Eppure Matteo Renzi ha fatto sapere di essere pronto a un nuovo tentativo. O meglio a un tentativo, perché l’idea del Pd è quella di riproporre il testo cosiddetto «Rosatellum» – dal nome del capogruppo democratico alla camera. Uno tra i testi meno fortunati tra i tantissimi usciti dall’ufficio di Renzi nei mesi successivi alla sconfitta referendaria: il Rosatellum fu adottato come testo base dalla commissione in maggio, ma fu poi scaricato dallo stesso relatore Pd in favore del sistema para-tedesco. Sul quale la discussione si è arenata in aula, e siamo al punto di oggi.

Un passo indietro per farne due avanti si potrebbe dire, non fosse che la mossa di Renzi si ispira più alla marina borbonica che a Lenin: l’obiettivo è quello di fare un po’ di ammuina. Rispondendo così alle critiche della minoranza interna – ieri Orlando lo ha accusato di fare «melina» – e soprattutto venendo incontro alle richieste del presidente della Repubblica. Che considerando il decreto l’ultima spiaggia è rimasto in attesa dei tentativi parlamentari. Ma il Rosatellum, a suo tempo, piaceva soltanto al Pd e alla Lega (che votava allora qualsiasi cosa pur di velocizzare le urne). Il tentativo di adesso è quello di convincere Forza Italia perché sui 5 Stelle non si nutre alcuna speranza.

Come Pisapia, come Cuperlo, ma non come Bersani e D’Alema ormai convinti proporzionalisti, anche il ministro Orlando vede enormi rischi dalle due leggi a impianto proporzionale che sono attualmente in vigore. E così ieri ha annunciato una raccolta di firme per provare come la sua corrente di minoranza rappresenti in realtà la maggioranza del partito quanto alla richiesta di un sistema maggioritario. Iniziativa, visti i tempi, senza ambizioni concrete ma dal valore politico.

La proposta che il candidato sconfitto alle primarie ha pronta prevede il recupero dei collegi uninominali e il premio di maggioranza al 40%, insieme al ritorno delle coalizioni. A margine della sua iniziativa di ieri il ministro ha detto anche che, per stare sul pratico, la discussione in commissione dovrebbe ripartire dal Rosatellum, quello appunto che immagina Renzi. Il Rosatellum in effetti al di là della facciata semi proporzionale – prevedeva l’attribuzione del 50% dei seggi sulla base di liste proporzionali e del 50% sulla base delle sfide uninominali – è una legge fortemente maggioritaria.

Sembra un Mattarellum riequilibrato in favore della quota proporzionale (originariamente del 25%) ma non prevede lo scorporo, alza la soglia di sbarramento fino al 5% e soprattutto esclude la possibilità di voto disgiunto tra uninominale e proporzionale: un incentivo al voto utile.

Più importante ancora è la ricaduta di un sistema del genere sulle alleanze.
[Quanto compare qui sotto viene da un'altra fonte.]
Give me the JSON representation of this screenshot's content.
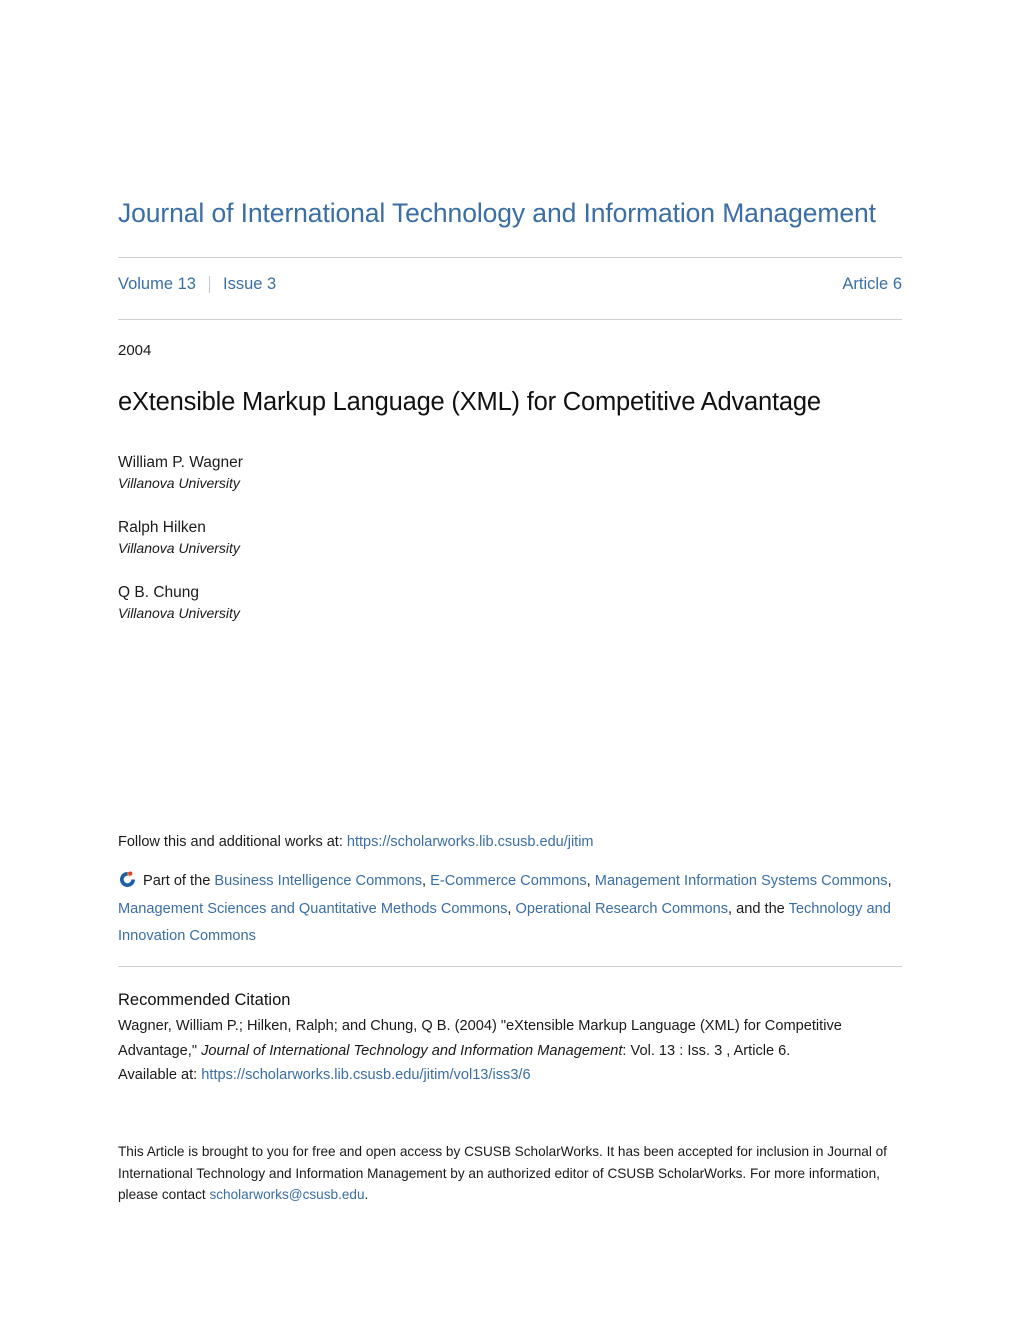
{
  "header": {
    "journal_title": "Journal of International Technology and Information Management",
    "volume_label": "Volume 13",
    "issue_label": "Issue 3",
    "article_label": "Article 6"
  },
  "article": {
    "year": "2004",
    "title": "eXtensible Markup Language (XML) for Competitive Advantage",
    "authors": [
      {
        "name": "William P. Wagner",
        "affiliation": "Villanova University"
      },
      {
        "name": "Ralph Hilken",
        "affiliation": "Villanova University"
      },
      {
        "name": "Q B. Chung",
        "affiliation": "Villanova University"
      }
    ]
  },
  "follow": {
    "prefix": "Follow this and additional works at: ",
    "url": "https://scholarworks.lib.csusb.edu/jitim"
  },
  "commons": {
    "icon_name": "digital-commons-icon",
    "prefix": "Part of the ",
    "links": [
      "Business Intelligence Commons",
      "E-Commerce Commons",
      "Management Information Systems Commons",
      "Management Sciences and Quantitative Methods Commons",
      "Operational Research Commons",
      "Technology and Innovation Commons"
    ],
    "sep": ", ",
    "last_sep": ", and the "
  },
  "citation": {
    "heading": "Recommended Citation",
    "authors_part": "Wagner, William P.; Hilken, Ralph; and Chung, Q B. (2004) \"eXtensible Markup Language (XML) for Competitive Advantage,\" ",
    "journal_italic": "Journal of International Technology and Information Management",
    "locator": ": Vol. 13 : Iss. 3 , Article 6.",
    "available_prefix": "Available at: ",
    "available_url": "https://scholarworks.lib.csusb.edu/jitim/vol13/iss3/6"
  },
  "footer": {
    "text_before_email": "This Article is brought to you for free and open access by CSUSB ScholarWorks. It has been accepted for inclusion in Journal of International Technology and Information Management by an authorized editor of CSUSB ScholarWorks. For more information, please contact ",
    "email": "scholarworks@csusb.edu",
    "text_after_email": "."
  },
  "colors": {
    "accent_blue": "#3a6ea5",
    "rule_gray": "#cfcfcf",
    "text_black": "#1a1a1a"
  }
}
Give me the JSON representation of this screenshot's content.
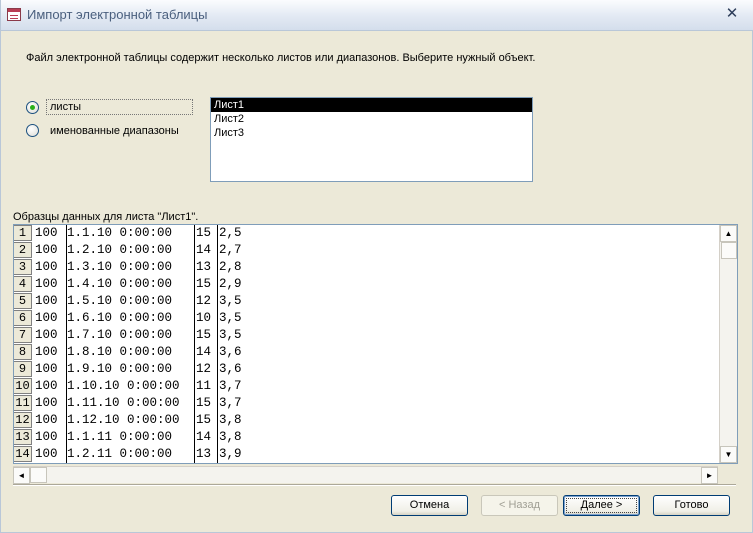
{
  "window": {
    "title": "Импорт электронной таблицы",
    "close_glyph": "✕"
  },
  "prompt": "Файл электронной таблицы содержит несколько листов или диапазонов.  Выберите нужный объект.",
  "options": {
    "sheets_label": "листы",
    "ranges_label": "именованные диапазоны",
    "selected": "sheets"
  },
  "sheet_list": [
    "Лист1",
    "Лист2",
    "Лист3"
  ],
  "selected_sheet": "Лист1",
  "sample_label": "Образцы данных для листа \"Лист1\".",
  "sample_rows": [
    {
      "n": "1",
      "c1": "100",
      "c2": "1.1.10 0:00:00",
      "c3": "15",
      "c4": "2,5"
    },
    {
      "n": "2",
      "c1": "100",
      "c2": "1.2.10 0:00:00",
      "c3": "14",
      "c4": "2,7"
    },
    {
      "n": "3",
      "c1": "100",
      "c2": "1.3.10 0:00:00",
      "c3": "13",
      "c4": "2,8"
    },
    {
      "n": "4",
      "c1": "100",
      "c2": "1.4.10 0:00:00",
      "c3": "15",
      "c4": "2,9"
    },
    {
      "n": "5",
      "c1": "100",
      "c2": "1.5.10 0:00:00",
      "c3": "12",
      "c4": "3,5"
    },
    {
      "n": "6",
      "c1": "100",
      "c2": "1.6.10 0:00:00",
      "c3": "10",
      "c4": "3,5"
    },
    {
      "n": "7",
      "c1": "100",
      "c2": "1.7.10 0:00:00",
      "c3": "15",
      "c4": "3,5"
    },
    {
      "n": "8",
      "c1": "100",
      "c2": "1.8.10 0:00:00",
      "c3": "14",
      "c4": "3,6"
    },
    {
      "n": "9",
      "c1": "100",
      "c2": "1.9.10 0:00:00",
      "c3": "12",
      "c4": "3,6"
    },
    {
      "n": "10",
      "c1": "100",
      "c2": "1.10.10 0:00:00",
      "c3": "11",
      "c4": "3,7"
    },
    {
      "n": "11",
      "c1": "100",
      "c2": "1.11.10 0:00:00",
      "c3": "15",
      "c4": "3,7"
    },
    {
      "n": "12",
      "c1": "100",
      "c2": "1.12.10 0:00:00",
      "c3": "15",
      "c4": "3,8"
    },
    {
      "n": "13",
      "c1": "100",
      "c2": "1.1.11 0:00:00",
      "c3": "14",
      "c4": "3,8"
    },
    {
      "n": "14",
      "c1": "100",
      "c2": "1.2.11 0:00:00",
      "c3": "13",
      "c4": "3,9"
    }
  ],
  "buttons": {
    "cancel": "Отмена",
    "back": "< Назад",
    "next": "Далее >",
    "finish": "Готово"
  },
  "icons": {
    "app": "spreadsheet-import-icon",
    "scroll_up": "▲",
    "scroll_down": "▼",
    "scroll_left": "◄",
    "scroll_right": "►"
  },
  "colors": {
    "radio_selected": "#29b01a",
    "selection_bg": "#000000",
    "dialog_bg": "#ece9d8"
  }
}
Che con il Rosatellum sono sì incentivate a livello di candidatura uninominale, per concentrare i voti e aumentare le possibilità di successo in una sfida nei collegi che sarà sostanzialmente a tre (M5S, Pd. Destra). Ma non nella forma delle coalizioni rigide, perché le singole liste hanno interesse a riportare sul proprio simbolo il voto proporzionale. Il che sarà consentito da un trucco grafico: la ripetizione sulla scheda del nome del candidato nel collegio accanto a tutte le liste che lo appoggiano.

In ipotesi sia Alfano che Pisapia potrebbero sostenere lo stesso candidato uninominale del Pd, senza però farlo insieme. Alleati a mezzo servizio, pronti anche a dividersi in parlamento.